Just for example, when Comey claimed during his hearings that CrowdStrike was such a high-class cybersecurity outfit that it didn’t matter that the FBI didn’t actually examine the DNC servers, there was no follow-up question.
Beltway types say more evidence is being withheld due to the fear of compromising “sources and methods.” But this isn’t the Cold War, where we risk exposing a human spy hiding in the Kremlin. Everybody knows what the NSA sucks up, and where the FBI spies, so there should be little problem with the government divulging any other forensic evidence found on the DNC’s computers, as has been done for previous hacking episodes perpetrated by state actors.
In the words of William Binney, a former NSA technical director and designer of many programs now in use, “Everything that they say must remain classified is already well-known; they’re playing the Wizard of Oz game.” Cybersecurity experts have mused that maybe Congress has been given more info, but members of Congress also seem left in the dark about CrowdStrike’s analysis, and clearly the president himself is ignorant of the undisclosed silver-bullet information that proves Russian interference.
Even the idea that Trump is better for Putin, so Putin wanted Trump elected, is laughable. If this is true, Putin is the real “useful idiot.” Putin’s lifeblood is oil and natural gas. We are to believe he just helped elect the most pro-energy U.S. president in decades, who plans on exporting oodles of cheap U.S. natural gas to U.S.-allied Europe?
Ditto for the revelation, first from the affably named Reality Winner, that Russian hackers got into state databases.
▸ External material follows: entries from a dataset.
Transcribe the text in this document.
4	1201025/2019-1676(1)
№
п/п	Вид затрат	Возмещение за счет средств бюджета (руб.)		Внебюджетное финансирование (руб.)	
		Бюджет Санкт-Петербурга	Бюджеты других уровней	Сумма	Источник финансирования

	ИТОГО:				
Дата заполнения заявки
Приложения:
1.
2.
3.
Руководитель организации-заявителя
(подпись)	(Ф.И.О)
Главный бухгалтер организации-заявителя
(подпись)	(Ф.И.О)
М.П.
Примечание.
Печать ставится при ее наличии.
Sure, Russia would do this, and probably did, but the only cybersecurity issue aired publicly after the election came from Georgia, Indiana, and Idaho election officials, who traced an attempted hack in their systems back to a computer at the Obama administration’s DHS (DHS has plausibly disputed at least the Georgia incident).
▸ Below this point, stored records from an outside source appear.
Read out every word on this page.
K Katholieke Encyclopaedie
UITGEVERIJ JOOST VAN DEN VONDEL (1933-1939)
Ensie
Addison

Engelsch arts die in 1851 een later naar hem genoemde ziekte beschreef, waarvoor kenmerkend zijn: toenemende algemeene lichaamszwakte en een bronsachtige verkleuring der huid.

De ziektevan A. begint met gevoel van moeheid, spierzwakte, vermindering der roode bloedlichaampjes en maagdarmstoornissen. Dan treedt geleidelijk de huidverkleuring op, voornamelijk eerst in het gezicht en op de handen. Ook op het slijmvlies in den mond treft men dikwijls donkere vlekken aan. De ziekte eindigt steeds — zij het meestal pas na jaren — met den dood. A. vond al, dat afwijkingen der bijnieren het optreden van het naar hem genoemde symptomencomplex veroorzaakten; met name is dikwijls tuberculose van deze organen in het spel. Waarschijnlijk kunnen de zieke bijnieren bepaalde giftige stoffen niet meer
There’s obviously a good explanation for all of this, but given that there is a good explanation, why would state officials be complaining to the media about the DHS while they were under massive attack by Russian hackers? Wouldn’t state officials worry that they would end up looking stupid, or even losing their jobs? Is it possible that they were not properly informed by DHS, or that the hacking was less widespread than is currently being reported?
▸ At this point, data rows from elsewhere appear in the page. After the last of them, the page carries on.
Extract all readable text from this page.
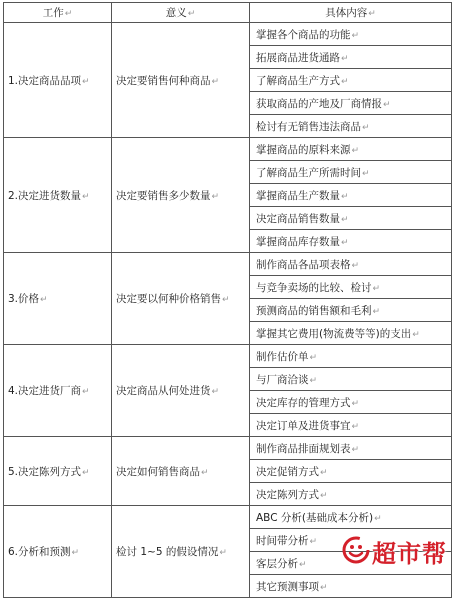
工作↵	意义↵	具体内容↵
1.决定商品品项↵	决定要销售何种商品↵	掌握各个商品的功能↵
		拓展商品进货通路↵
		了解商品生产方式↵
		获取商品的产地及厂商情报↵
		检讨有无销售违法商品↵
2.决定进货数量↵	决定要销售多少数量↵	掌握商品的原料来源↵
		了解商品生产所需时间↵
		掌握商品生产数量↵
		决定商品销售数量↵
		掌握商品库存数量↵
3.价格↵	决定要以何种价格销售↵	制作商品各品项表格↵
		与竞争卖场的比较、检讨↵
		预测商品的销售额和毛利↵
		掌握其它费用(物流费等等)的支出↵
4.决定进货厂商↵	决定商品从何处进货↵	制作估价单↵
		与厂商洽谈↵
		决定库存的管理方式↵
		决定订单及进货事宜↵
5.决定陈列方式↵	决定如何销售商品↵	制作商品排面规划表↵
		决定促销方式↵
		决定陈列方式↵
6.分析和预测↵	检讨 1~5 的假设情况↵	ABC 分析(基础成本分析)↵
		时间带分析↵
		客层分析↵
		其它预测事项↵
超市帮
As for the reporting on state election infrastructure hacking, far too many breathless news outlets forgot to mention that little proof has been publicly provided for this episode of Russian hacking, either. It is all too likely that Russia really did hack state election databases (they certainly would like to), but, again, let’s hear the evidence before we pass sanctions that will harm our European allies, or start calling a U.S. presidential election illegitimate.
In all this, congressional Democrats, the beltway media, and too many Republican senators are woefully out of touch with the American people. It goes a long way to explain why President Trump won both the GOP nomination, and the general election. Worse, right on Russian hacking or not, is the degree to which the unelected U.S. intelligence community has been influencing policy decisions. Too many Republicans have been completely silent on this.
The American people in flyover country no longer trust any of these groups. If we can’t even trust the FBI to give an honest assessment of the Alexandria shooter’s motives, why should we trust everything the intelligence bureaucracies say if insufficient evidence is provided? What sounds like an oaf mouthing pro-Putin blather to some sounds like common sense in flyover country.
This is not the fault of flyover country. They have grown cynical for good reason. To win back its trust, start by providing more evidence to justify invalidating their political choices.